Cirrus clouds are made of ice crystals and have a thin, wispy appearance. They're located high in the sky, above 15,000 feet, where temperatures are almost always below the 32° freezing point. When sunlight bends through ice crystals, especially before sunrise and after sunset, the light is scattered into beautiful shades of yellow, orange, red, pink, and occasionally purple.
Stratus clouds have a layered appearance and typically fill the sky, giving the impression of a dull, gray day. Rain, usually light to moderate, is possible in stratus clouds, which are made up of water droplets instead of ice.
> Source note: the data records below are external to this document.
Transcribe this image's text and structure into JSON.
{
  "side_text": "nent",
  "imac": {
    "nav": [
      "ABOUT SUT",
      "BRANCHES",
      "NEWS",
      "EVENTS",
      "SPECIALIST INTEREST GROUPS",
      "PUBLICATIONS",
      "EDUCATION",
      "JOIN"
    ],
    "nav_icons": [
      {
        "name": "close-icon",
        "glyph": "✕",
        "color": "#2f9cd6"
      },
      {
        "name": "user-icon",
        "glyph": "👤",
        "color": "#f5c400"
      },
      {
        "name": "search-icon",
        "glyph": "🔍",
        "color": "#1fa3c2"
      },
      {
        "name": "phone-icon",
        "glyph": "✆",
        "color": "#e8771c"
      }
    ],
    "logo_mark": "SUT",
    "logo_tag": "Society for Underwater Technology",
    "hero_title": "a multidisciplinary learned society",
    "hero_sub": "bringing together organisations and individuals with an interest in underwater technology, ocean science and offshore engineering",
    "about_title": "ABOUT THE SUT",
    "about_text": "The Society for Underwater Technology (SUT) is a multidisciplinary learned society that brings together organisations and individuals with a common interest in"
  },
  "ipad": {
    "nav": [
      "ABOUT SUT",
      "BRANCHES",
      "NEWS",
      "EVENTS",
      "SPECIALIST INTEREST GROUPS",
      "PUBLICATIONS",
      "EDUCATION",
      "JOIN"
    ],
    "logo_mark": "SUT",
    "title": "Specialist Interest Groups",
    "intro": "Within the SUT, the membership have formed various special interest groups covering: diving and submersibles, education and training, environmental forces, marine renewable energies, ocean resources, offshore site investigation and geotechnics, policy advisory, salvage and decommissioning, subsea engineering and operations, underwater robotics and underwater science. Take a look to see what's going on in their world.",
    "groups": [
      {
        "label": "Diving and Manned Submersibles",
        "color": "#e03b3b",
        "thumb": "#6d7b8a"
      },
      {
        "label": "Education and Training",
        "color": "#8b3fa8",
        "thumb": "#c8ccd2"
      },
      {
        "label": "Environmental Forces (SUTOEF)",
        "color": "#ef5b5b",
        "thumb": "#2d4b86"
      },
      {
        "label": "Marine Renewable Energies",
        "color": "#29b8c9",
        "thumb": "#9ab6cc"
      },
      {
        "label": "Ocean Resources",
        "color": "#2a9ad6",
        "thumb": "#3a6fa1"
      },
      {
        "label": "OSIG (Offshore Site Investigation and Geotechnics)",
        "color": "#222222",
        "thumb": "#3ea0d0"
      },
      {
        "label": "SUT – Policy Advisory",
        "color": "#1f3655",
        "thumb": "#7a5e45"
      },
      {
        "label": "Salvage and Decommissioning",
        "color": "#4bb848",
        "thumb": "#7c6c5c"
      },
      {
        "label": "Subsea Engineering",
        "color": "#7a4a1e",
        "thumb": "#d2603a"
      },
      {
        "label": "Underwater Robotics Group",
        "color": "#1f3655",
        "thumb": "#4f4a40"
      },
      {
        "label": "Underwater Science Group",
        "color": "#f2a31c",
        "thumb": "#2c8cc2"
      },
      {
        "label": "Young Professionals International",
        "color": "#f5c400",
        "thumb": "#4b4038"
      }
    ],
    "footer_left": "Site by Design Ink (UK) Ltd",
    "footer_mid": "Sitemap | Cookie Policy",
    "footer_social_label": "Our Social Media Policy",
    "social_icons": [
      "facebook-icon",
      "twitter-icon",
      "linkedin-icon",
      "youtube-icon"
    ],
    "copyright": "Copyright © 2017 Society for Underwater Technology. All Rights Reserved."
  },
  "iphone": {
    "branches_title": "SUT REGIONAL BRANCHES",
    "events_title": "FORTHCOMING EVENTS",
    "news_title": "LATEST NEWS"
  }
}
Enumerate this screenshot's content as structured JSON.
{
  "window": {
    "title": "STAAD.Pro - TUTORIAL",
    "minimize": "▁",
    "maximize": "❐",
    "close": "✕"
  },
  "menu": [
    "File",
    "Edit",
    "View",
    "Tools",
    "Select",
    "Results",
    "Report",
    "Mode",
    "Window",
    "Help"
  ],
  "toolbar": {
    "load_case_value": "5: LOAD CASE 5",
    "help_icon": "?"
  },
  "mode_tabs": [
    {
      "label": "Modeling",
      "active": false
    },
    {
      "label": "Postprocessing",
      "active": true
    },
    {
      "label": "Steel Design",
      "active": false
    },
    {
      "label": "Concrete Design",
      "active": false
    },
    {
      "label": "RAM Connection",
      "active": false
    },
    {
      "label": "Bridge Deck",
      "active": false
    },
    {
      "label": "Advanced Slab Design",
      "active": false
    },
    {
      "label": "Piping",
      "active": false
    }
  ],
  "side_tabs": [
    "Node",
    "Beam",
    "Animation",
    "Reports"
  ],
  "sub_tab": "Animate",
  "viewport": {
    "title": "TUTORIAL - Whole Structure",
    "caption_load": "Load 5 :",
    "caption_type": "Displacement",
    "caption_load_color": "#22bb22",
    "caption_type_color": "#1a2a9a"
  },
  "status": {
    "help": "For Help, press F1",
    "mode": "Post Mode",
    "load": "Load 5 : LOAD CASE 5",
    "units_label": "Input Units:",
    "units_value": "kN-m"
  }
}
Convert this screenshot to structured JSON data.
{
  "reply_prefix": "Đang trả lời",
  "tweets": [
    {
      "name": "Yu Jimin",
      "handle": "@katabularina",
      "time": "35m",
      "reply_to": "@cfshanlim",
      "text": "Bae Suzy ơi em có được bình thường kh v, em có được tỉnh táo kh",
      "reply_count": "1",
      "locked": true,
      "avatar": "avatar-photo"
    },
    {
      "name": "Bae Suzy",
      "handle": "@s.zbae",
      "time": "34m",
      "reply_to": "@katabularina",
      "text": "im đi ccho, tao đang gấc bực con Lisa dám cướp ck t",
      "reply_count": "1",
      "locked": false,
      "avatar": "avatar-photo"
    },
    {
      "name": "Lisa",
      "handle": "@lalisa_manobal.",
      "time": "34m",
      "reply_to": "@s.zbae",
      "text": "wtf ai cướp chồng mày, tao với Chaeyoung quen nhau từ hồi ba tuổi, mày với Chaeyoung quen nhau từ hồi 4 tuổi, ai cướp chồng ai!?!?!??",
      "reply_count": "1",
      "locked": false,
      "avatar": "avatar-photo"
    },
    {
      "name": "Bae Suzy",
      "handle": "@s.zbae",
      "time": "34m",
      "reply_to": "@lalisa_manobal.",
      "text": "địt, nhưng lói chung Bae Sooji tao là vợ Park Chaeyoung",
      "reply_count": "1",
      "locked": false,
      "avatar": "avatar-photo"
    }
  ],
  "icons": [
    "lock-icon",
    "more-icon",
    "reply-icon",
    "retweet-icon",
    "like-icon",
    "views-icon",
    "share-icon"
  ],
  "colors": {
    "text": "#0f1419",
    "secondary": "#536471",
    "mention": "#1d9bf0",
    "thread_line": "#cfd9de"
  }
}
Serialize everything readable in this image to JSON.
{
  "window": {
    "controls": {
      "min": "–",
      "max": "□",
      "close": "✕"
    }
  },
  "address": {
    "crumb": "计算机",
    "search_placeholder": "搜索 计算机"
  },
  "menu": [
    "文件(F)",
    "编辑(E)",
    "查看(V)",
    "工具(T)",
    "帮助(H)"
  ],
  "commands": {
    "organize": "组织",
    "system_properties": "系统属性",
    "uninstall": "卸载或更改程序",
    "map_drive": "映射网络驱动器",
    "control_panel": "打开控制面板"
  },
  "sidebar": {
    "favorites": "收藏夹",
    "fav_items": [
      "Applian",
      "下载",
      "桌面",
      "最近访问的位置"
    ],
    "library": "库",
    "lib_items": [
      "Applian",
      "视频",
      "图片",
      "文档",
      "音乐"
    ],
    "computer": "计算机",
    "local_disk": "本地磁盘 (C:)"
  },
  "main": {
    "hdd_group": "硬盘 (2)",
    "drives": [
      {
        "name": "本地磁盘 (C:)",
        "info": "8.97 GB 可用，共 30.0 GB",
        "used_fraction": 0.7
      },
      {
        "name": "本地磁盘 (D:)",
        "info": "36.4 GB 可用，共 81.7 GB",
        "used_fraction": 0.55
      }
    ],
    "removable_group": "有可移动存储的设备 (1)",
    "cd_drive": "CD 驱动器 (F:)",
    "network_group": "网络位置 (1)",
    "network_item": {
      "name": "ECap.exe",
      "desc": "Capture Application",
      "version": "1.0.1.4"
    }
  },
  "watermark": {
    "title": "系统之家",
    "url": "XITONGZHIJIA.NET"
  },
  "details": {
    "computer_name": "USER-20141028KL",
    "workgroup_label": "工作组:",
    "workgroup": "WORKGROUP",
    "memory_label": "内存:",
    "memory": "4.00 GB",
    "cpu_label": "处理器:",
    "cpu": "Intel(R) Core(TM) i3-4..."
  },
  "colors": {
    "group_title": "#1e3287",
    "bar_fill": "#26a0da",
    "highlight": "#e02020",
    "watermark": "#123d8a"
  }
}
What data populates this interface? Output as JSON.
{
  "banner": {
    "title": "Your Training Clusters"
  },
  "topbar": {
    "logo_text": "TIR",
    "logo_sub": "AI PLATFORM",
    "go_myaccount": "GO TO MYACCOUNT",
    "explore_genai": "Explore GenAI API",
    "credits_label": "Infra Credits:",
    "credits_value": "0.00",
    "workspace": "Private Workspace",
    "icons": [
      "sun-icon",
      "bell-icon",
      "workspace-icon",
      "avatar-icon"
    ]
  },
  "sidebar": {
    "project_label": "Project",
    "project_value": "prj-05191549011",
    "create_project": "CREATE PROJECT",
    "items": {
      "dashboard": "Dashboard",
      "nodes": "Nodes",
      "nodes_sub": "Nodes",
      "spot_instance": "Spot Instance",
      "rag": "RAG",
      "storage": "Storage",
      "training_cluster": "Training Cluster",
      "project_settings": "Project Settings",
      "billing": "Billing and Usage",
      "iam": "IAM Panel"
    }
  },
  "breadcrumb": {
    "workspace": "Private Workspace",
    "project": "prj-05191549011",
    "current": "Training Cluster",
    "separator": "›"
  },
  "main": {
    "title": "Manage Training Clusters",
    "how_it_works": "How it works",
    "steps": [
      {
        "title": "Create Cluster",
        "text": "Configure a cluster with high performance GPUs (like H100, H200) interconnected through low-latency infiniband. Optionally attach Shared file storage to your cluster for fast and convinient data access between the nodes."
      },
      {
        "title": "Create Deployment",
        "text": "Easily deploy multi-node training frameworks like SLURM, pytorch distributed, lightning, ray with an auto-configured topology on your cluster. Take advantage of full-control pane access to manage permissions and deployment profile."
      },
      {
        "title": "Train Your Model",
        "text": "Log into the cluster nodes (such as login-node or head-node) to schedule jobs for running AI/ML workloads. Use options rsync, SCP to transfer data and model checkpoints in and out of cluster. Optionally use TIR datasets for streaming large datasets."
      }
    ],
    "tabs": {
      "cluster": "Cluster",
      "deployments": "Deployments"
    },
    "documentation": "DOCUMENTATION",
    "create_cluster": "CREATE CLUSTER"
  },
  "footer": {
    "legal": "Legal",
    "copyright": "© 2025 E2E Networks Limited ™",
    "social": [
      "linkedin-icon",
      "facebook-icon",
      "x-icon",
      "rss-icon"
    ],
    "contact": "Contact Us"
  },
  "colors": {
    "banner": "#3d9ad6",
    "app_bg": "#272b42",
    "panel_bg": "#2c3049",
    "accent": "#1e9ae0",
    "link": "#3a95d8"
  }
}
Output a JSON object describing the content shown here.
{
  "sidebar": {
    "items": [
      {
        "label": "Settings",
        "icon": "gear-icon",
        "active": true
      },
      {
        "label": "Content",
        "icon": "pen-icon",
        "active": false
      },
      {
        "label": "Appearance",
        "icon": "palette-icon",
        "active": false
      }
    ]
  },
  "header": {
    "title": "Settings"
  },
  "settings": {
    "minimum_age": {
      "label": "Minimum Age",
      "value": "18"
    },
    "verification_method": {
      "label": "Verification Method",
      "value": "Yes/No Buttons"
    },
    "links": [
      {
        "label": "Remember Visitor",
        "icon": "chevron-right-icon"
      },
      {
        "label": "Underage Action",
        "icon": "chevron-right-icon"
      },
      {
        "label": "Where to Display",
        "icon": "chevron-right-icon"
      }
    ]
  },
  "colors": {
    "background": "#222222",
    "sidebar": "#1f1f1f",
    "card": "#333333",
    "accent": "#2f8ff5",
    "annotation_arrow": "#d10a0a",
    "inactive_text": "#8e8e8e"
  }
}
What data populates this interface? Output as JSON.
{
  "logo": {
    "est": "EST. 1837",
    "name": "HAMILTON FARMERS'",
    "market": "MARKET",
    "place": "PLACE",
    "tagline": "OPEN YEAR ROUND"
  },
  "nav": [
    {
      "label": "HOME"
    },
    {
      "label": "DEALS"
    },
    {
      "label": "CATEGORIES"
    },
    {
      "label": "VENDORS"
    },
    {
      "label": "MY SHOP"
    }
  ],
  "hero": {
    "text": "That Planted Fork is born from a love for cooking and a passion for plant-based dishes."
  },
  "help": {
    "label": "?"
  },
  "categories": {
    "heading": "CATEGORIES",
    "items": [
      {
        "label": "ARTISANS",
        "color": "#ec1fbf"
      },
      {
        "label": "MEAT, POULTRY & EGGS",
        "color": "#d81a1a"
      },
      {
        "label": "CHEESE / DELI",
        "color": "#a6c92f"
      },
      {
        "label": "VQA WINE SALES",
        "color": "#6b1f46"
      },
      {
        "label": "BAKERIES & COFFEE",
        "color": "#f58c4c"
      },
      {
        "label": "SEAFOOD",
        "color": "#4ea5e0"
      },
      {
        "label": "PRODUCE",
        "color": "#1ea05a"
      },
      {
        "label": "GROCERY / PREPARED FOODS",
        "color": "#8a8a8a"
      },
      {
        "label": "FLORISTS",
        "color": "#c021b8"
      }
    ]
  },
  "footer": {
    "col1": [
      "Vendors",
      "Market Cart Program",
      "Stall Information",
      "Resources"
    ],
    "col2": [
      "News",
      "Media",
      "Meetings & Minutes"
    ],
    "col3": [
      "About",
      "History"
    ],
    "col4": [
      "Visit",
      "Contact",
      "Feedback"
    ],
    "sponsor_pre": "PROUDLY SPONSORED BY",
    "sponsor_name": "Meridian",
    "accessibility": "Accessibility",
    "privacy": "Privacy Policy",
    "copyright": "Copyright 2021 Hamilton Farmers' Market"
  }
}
Cumulus clouds are fair weather clouds that have a puffy, cotton ball appearance. They are made of water droplets, and typically form about 5,000 feet off the ground here in Las Vegas. Cumulus clouds can form closer to the ground in other parts of the country where there's more moisture.
Cumulonimbus clouds, also know as thunderstorms, can be several miles tall. Heavy bursts of rain, as well as hail, can soak Las Vegas with more than 1" of water in under an hour, which poses the threat of flooding. Severe winds are also possible from a strong storm, which can knock down trees and power lines, as well as kick up dust. Lighting is another kind of threatening weather to look out for when a thunderstorm is nearby.